Bloomington city council enacts law intended to prevent long meetings

Bloomington city council enacts law intended to prevent long meetings

On a 7–2 vote at its regular Wednesday meeting, Bloomington’s city council enacted an ordinance that is intended to prevent its meetings from lasting longer than five and a half hours, or going past midnight.

Dissenting were council president Jim Sims and Susan Sandberg. The ordinance was authored by councilmember Steve Volan.

When it was first introduced on Sept. 1, the ordinance had wording that could be interpreted as putting an automatic end to city council meetings after five and a half hours or at 11:59 p.m., whichever comes first.

The wording on first introduction also allowed any single councilmember to cause a meeting to be adjourned after five and a half hours or at 11:59 p.m., whichever comes first.

On Wednesday, Volan offered the council two mutually exclusive possible amendments.

One amendment made explicit the automatic termination of meetings when either of the the time points were reached.

The other alternative required at least two councilmembers in order to force an end to a meeting—one to move for adjournment and another to second the motion.

That’s the amendment that the council adopted for the ordinance that it eventually passed.

That means the ordinance as enacted does not require an end to meetings after five and a half hours or at midnight. It just gives any two councilmembers the option of ending a meeting at those time points. Meetings will be able to continue past those times without remark or action by councilmembers.

The ordinance came as a reaction to the council’s meeting seven months ago, on March 3, which went past 3:30 a.m.
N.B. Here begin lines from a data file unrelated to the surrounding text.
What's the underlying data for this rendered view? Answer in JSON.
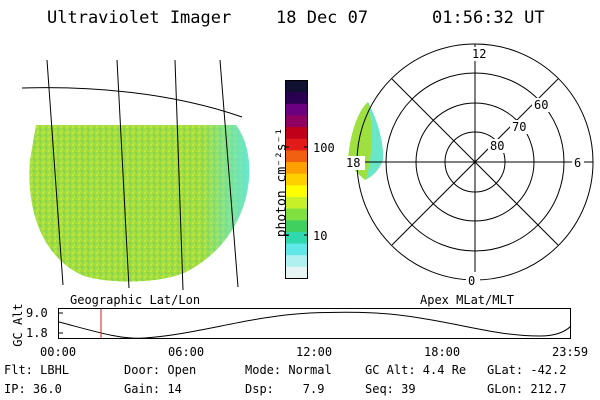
{
  "header": {
    "instrument": "Ultraviolet Imager",
    "date": "18 Dec 07",
    "time": "01:56:32 UT"
  },
  "geo_panel": {
    "label": "Geographic Lat/Lon"
  },
  "polar_panel": {
    "label": "Apex MLat/MLT",
    "mlt_labels": [
      "12",
      "18",
      "6",
      "0"
    ],
    "mlat_labels": [
      "60",
      "70",
      "80"
    ]
  },
  "colorbar": {
    "unit_label": "photon cm⁻²s⁻¹",
    "ticks": [
      "100",
      "10"
    ],
    "colors": [
      "#101030",
      "#2a0050",
      "#6b0080",
      "#900060",
      "#c00018",
      "#e21a1a",
      "#f06010",
      "#ffa000",
      "#ffd000",
      "#ffff00",
      "#c8f028",
      "#80e040",
      "#40d060",
      "#30d8b0",
      "#60e8e8",
      "#b0f0f0",
      "#e6f4f4"
    ]
  },
  "altitude_plot": {
    "ylabel": "GC Alt",
    "ymax_label": "9.0",
    "ymin_label": "1.8",
    "xticks": [
      "00:00",
      "06:00",
      "12:00",
      "18:00",
      "23:59"
    ],
    "marker_color": "#d02020"
  },
  "footer": {
    "row1": [
      "Flt: LBHL",
      "Door: Open",
      "Mode: Normal",
      "GC Alt: 4.4 Re",
      "GLat: -42.2"
    ],
    "row2": [
      "IP: 36.0",
      "Gain: 14",
      "Dsp:    7.9",
      "Seq: 39",
      "GLon: 212.7"
    ]
  },
  "colors": {
    "aurora_green": "#9ee040",
    "aurora_cyan": "#60e8e0"
  }
}
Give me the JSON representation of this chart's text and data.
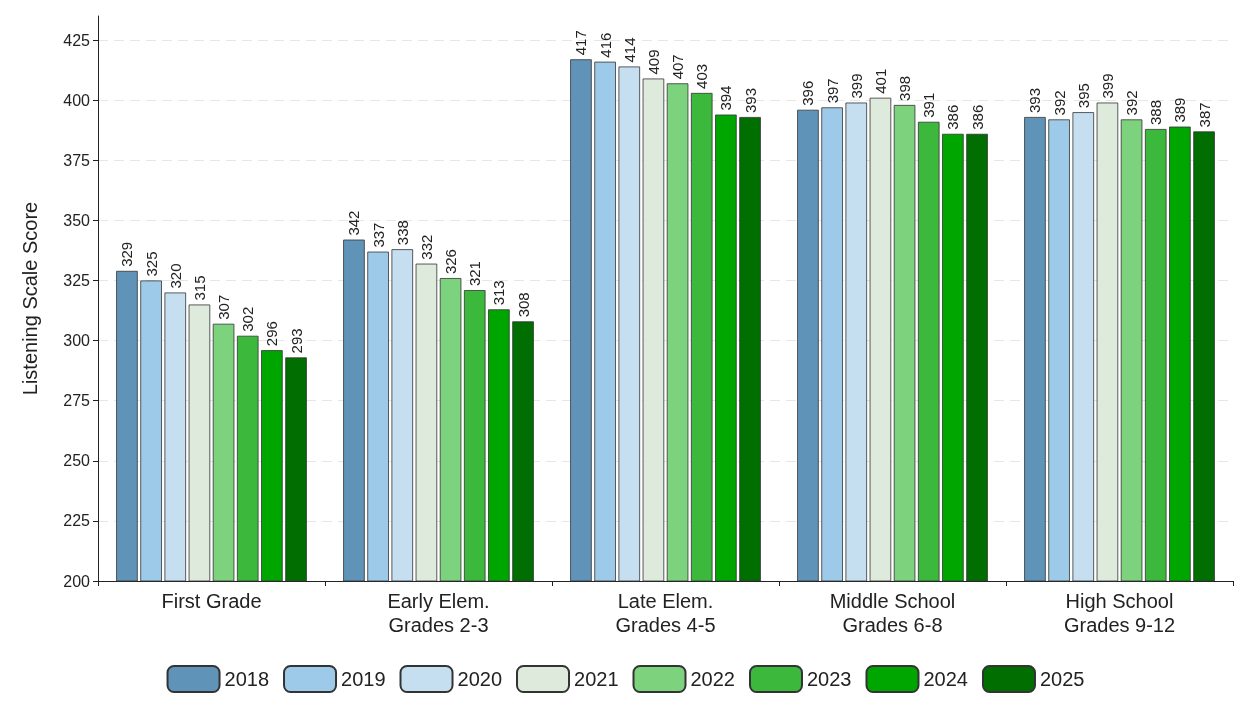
{
  "chart_data": {
    "type": "bar",
    "ylabel": "Listening Scale Score",
    "categories": [
      "First Grade",
      "Early Elem.\nGrades 2-3",
      "Late Elem.\nGrades 4-5",
      "Middle School\nGrades 6-8",
      "High School\nGrades 9-12"
    ],
    "series": [
      {
        "name": "2018",
        "color": "#5f93b8",
        "values": [
          329,
          342,
          417,
          396,
          393
        ]
      },
      {
        "name": "2019",
        "color": "#9ecae9",
        "values": [
          325,
          337,
          416,
          397,
          392
        ]
      },
      {
        "name": "2020",
        "color": "#c6dff0",
        "values": [
          320,
          338,
          414,
          399,
          395
        ]
      },
      {
        "name": "2021",
        "color": "#deeadc",
        "values": [
          315,
          332,
          409,
          401,
          399
        ]
      },
      {
        "name": "2022",
        "color": "#7dd27d",
        "values": [
          307,
          326,
          407,
          398,
          392
        ]
      },
      {
        "name": "2023",
        "color": "#3cb83c",
        "values": [
          302,
          321,
          403,
          391,
          388
        ]
      },
      {
        "name": "2024",
        "color": "#00a600",
        "values": [
          296,
          313,
          394,
          386,
          389
        ]
      },
      {
        "name": "2025",
        "color": "#006e00",
        "values": [
          293,
          308,
          393,
          386,
          387
        ]
      }
    ],
    "ylim": [
      200,
      435
    ],
    "yticks": [
      200,
      225,
      250,
      275,
      300,
      325,
      350,
      375,
      400,
      425
    ],
    "grid": "y",
    "legend": "bottom",
    "data_labels": true
  }
}
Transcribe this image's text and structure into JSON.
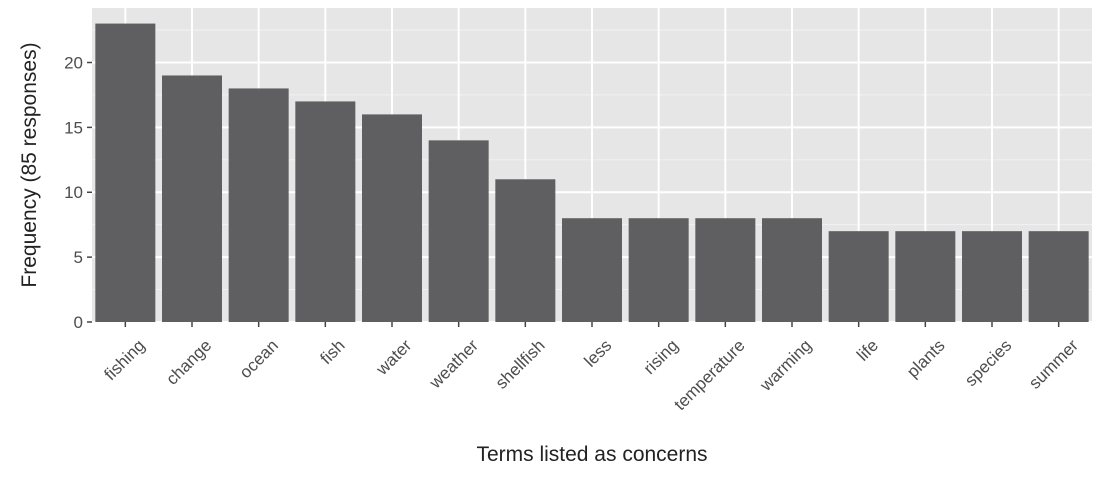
{
  "chart_data": {
    "type": "bar",
    "categories": [
      "fishing",
      "change",
      "ocean",
      "fish",
      "water",
      "weather",
      "shellfish",
      "less",
      "rising",
      "temperature",
      "warming",
      "life",
      "plants",
      "species",
      "summer"
    ],
    "values": [
      23,
      19,
      18,
      17,
      16,
      14,
      11,
      8,
      8,
      8,
      8,
      7,
      7,
      7,
      7
    ],
    "xlabel": "Terms listed as concerns",
    "ylabel": "Frequency (85 responses)",
    "ylim": [
      0,
      24.2
    ],
    "yticks": [
      0,
      5,
      10,
      15,
      20
    ],
    "grid": true,
    "legend": "none",
    "colors": {
      "bar": "#5f5f61",
      "panel": "#e6e6e6",
      "grid_major": "#ffffff",
      "grid_minor": "#f1f1f1"
    }
  }
}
Volan said on Wednesday, “We had a meeting that went till 3:30 in the morning, which set an all time record by literally an hour and a half. And I just don’t want to see that happen again.”

Volan added, “I would say that upon passage of this ordinance, the clerk and her staff will thank you, the public will thank you, the administration and staff will thank you, and again, paraphrasing George M. Cohan, I will thank you.”

Countering Volan was Sims, who said, “I have talked to many of those folks that you mentioned that would thank you—and I just want to let you know that that is not the case. At least from what I’m getting.”

The length of the March 3 meeting stemmed from the fact that Sims was absent that night, due to a family tragedy. The remaining councilmembers were split 4–4 on the main question of an ordinance enacting protections for homeless encampments. They were also split on procedural issues.

Sims said, “I still do not see that this legislation is needed or necessary.” He added, “We have different tools in order to end meetings. And any councilmember…can move to adjourn at any time.”

Sims also alluded to the 10-minute speech Volan gave at the during report time at the council’s meeting two weeks after the March 3 marathon session.

From Volan’s remarks on March 17:

My colleagues, who consistently…claim…to be prepared for issues that come before us were, I believe, supremely unprepared to prevent this catastrophe of procedure, which was entirely of their making. …If they do not know procedure well enough to prevent the council meeting from going nine hours straight, they’re not upholding their duty as council members.”

On Wednesday, Sims said, “After that meeting, there was a council comment that, to me, bordered on almost character assassination of some of the colleagues.”

Sims said there was blame placed on one side, adding, “We do know there were a couple mechanisms and tools that could have ended that meeting a lot earlier, if it was chosen by those in attendance or those present.”

After Sims commented, councilmember Piedmont-Smith questioned whether there was any procedural mechanism available, given that the council was split 4–4.

Sims responded by saying, “If one side had basically not been involved, there would not have been a quorum and the meeting would have stopped.” Sims added, “Again, I’m not saying it’s desirable.”

Depriving the remaining members of sufficient numbers to continue—by leaving a meeting—was basically the maneuver used in 2011, when Democrats in Indiana’s state house of representatives, denied the Republicans the quorum they needed to pass a right-to-work bill.

In support of the ordinance, Piedmont-Smith said, “I think it’s a wise move to make it more likely that we will limit our time in deliberation in council meetings, because I do feel strongly the quality of our decision making declines as the evening wears on.”